San Diego Comic Convention, the organization that runs Comic-Con International (née San Diego Comic-Con), has won its suit against Dan Farr Productions, Inc., the company that runs Salt Lake Comic Con, over the use of the term "Comic Con," according to the San Diego Union Tribune.  The federal district court ruling held that Salt Lake Comic Con infringed on San Diego’s trademark on the term "Comic-Con" and awarded San Diego modest damages of $20,000.
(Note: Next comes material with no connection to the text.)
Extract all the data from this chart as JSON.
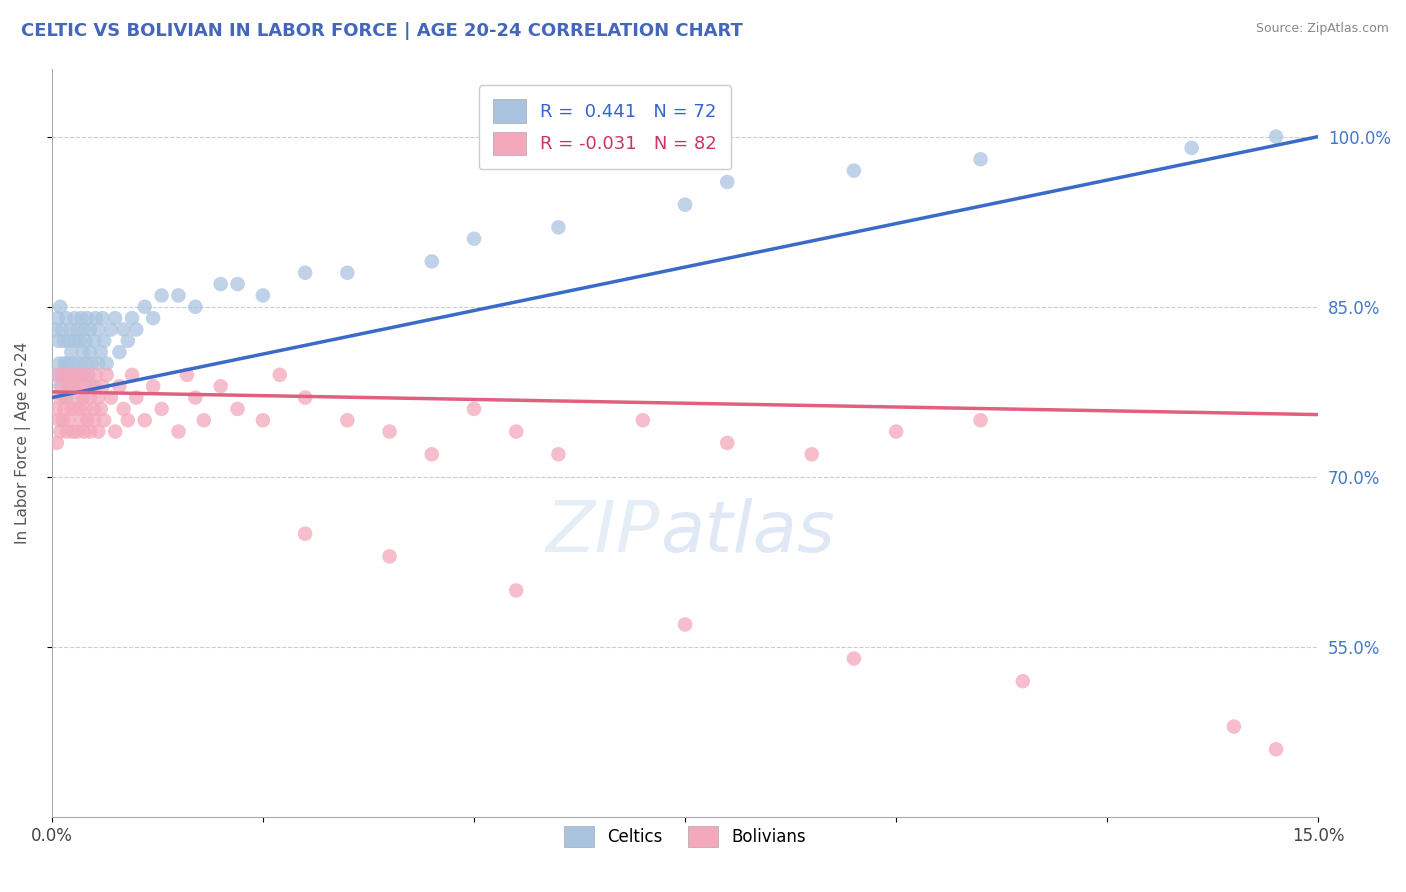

San Diego expressed satisfaction with the verdict.  "From the beginning all that we asked of the defendants was to stop using our Comic-Con trademarks," a statement released to the Union Tribune said.  "Today we obtained a verdict that will allow us to achieve this."
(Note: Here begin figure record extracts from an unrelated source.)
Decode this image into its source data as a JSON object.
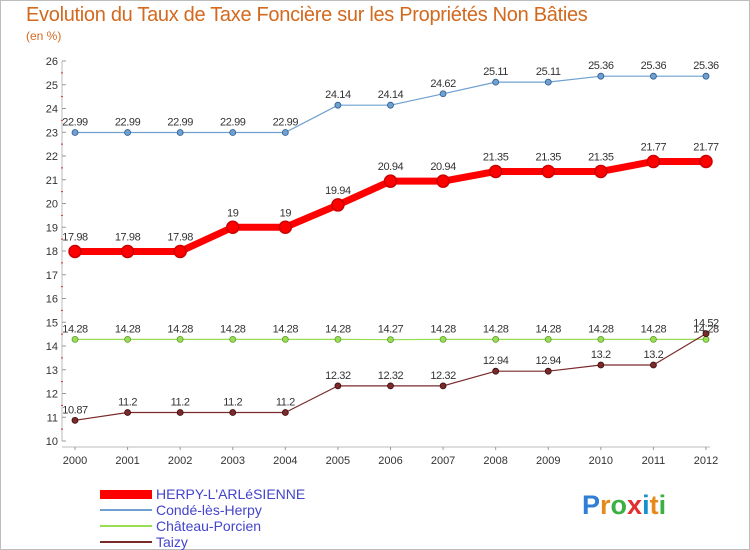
{
  "title": "Evolution du Taux de Taxe Foncière sur les Propriétés Non Bâties",
  "subtitle": "(en %)",
  "logo": {
    "letters": [
      "P",
      "r",
      "o",
      "x",
      "i",
      "t",
      "i"
    ],
    "colors": [
      "#2f7fd6",
      "#e8891c",
      "#3cb043",
      "#e03030",
      "#1a8fd0",
      "#e8891c",
      "#3cb043"
    ]
  },
  "chart_data": {
    "type": "line",
    "title": "Evolution du Taux de Taxe Foncière sur les Propriétés Non Bâties",
    "ylabel": "(en %)",
    "ylim": [
      10,
      26
    ],
    "yticks": [
      "10",
      "11",
      "12",
      "13",
      "14",
      "15",
      "16",
      "17",
      "18",
      "19",
      "20",
      "21",
      "22",
      "23",
      "24",
      "25",
      "26"
    ],
    "categories": [
      "2000",
      "2001",
      "2002",
      "2003",
      "2004",
      "2005",
      "2006",
      "2007",
      "2008",
      "2009",
      "2010",
      "2011",
      "2012"
    ],
    "grid": false,
    "legend_position": "bottom-left",
    "series": [
      {
        "name": "HERPY-L'ARLéSIENNE",
        "color": "#ff0000",
        "values": [
          17.98,
          17.98,
          17.98,
          19,
          19,
          19.94,
          20.94,
          20.94,
          21.35,
          21.35,
          21.35,
          21.77,
          21.77
        ],
        "labels": [
          "17.98",
          "17.98",
          "17.98",
          "19",
          "19",
          "19.94",
          "20.94",
          "20.94",
          "21.35",
          "21.35",
          "21.35",
          "21.77",
          "21.77"
        ]
      },
      {
        "name": "Condé-lès-Herpy",
        "color": "#6fa0d0",
        "values": [
          22.99,
          22.99,
          22.99,
          22.99,
          22.99,
          24.14,
          24.14,
          24.62,
          25.11,
          25.11,
          25.36,
          25.36,
          25.36
        ],
        "labels": [
          "22.99",
          "22.99",
          "22.99",
          "22.99",
          "22.99",
          "24.14",
          "24.14",
          "24.62",
          "25.11",
          "25.11",
          "25.36",
          "25.36",
          "25.36"
        ]
      },
      {
        "name": "Château-Porcien",
        "color": "#99dd55",
        "values": [
          14.28,
          14.28,
          14.28,
          14.28,
          14.28,
          14.28,
          14.27,
          14.28,
          14.28,
          14.28,
          14.28,
          14.28,
          14.28
        ],
        "labels": [
          "14.28",
          "14.28",
          "14.28",
          "14.28",
          "14.28",
          "14.28",
          "14.27",
          "14.28",
          "14.28",
          "14.28",
          "14.28",
          "14.28",
          "14.28"
        ]
      },
      {
        "name": "Taizy",
        "color": "#7a2a2a",
        "values": [
          10.87,
          11.2,
          11.2,
          11.2,
          11.2,
          12.32,
          12.32,
          12.32,
          12.94,
          12.94,
          13.2,
          13.2,
          14.52
        ],
        "labels": [
          "10.87",
          "11.2",
          "11.2",
          "11.2",
          "11.2",
          "12.32",
          "12.32",
          "12.32",
          "12.94",
          "12.94",
          "13.2",
          "13.2",
          "14.52"
        ]
      }
    ]
  }
}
Dan Farr Productions didn’t sound like it was ready to stand down.  "We do not agree with the verdict," the company said in a statement provided to ICv2, vowing to continue to fight on multiple fronts.  In the San Diego trial, there are still post-verdict motions to be filed.  "We will be at least 60 days before the motions from both sides are filed," the Dan Farr Productions statement said.  "With such a balanced ruling, a lot can happen between now and then.  Many lessons were learned and it’s not quite over yet."

The Salt Lake organizers are also continuing to press in the U.S. Patent and Trademark Office, where Dan Farr Productions has filed a Petition to Cancel SDCC’s "comic-con" mark.
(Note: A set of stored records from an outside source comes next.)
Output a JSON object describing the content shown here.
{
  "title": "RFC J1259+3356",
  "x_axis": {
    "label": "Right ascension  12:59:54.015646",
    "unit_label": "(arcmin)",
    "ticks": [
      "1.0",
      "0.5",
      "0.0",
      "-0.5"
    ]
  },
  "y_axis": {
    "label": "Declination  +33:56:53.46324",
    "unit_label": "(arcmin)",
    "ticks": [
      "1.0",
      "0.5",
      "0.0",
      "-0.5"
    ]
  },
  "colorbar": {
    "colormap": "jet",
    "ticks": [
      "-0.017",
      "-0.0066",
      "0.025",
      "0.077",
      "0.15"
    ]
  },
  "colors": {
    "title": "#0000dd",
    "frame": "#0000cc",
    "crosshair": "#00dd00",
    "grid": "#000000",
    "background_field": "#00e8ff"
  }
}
The dispute started in 2014, when Dan Farr Productions promoted its new show with an Audi skinned with Salt Lake Comic Con iconography in San Diego during San Diego Comic-Con (see "San Diego Comic-Con Sues Salt Lake Comic Con").  With over three years between the filing of the suit and this verdict, there was plenty of time for a counterclaim, jockeying over discovery and other issues, and a fight over what could be said about the trial (see "Salt Lake Comic Con Appeals, Wins on Gag Order").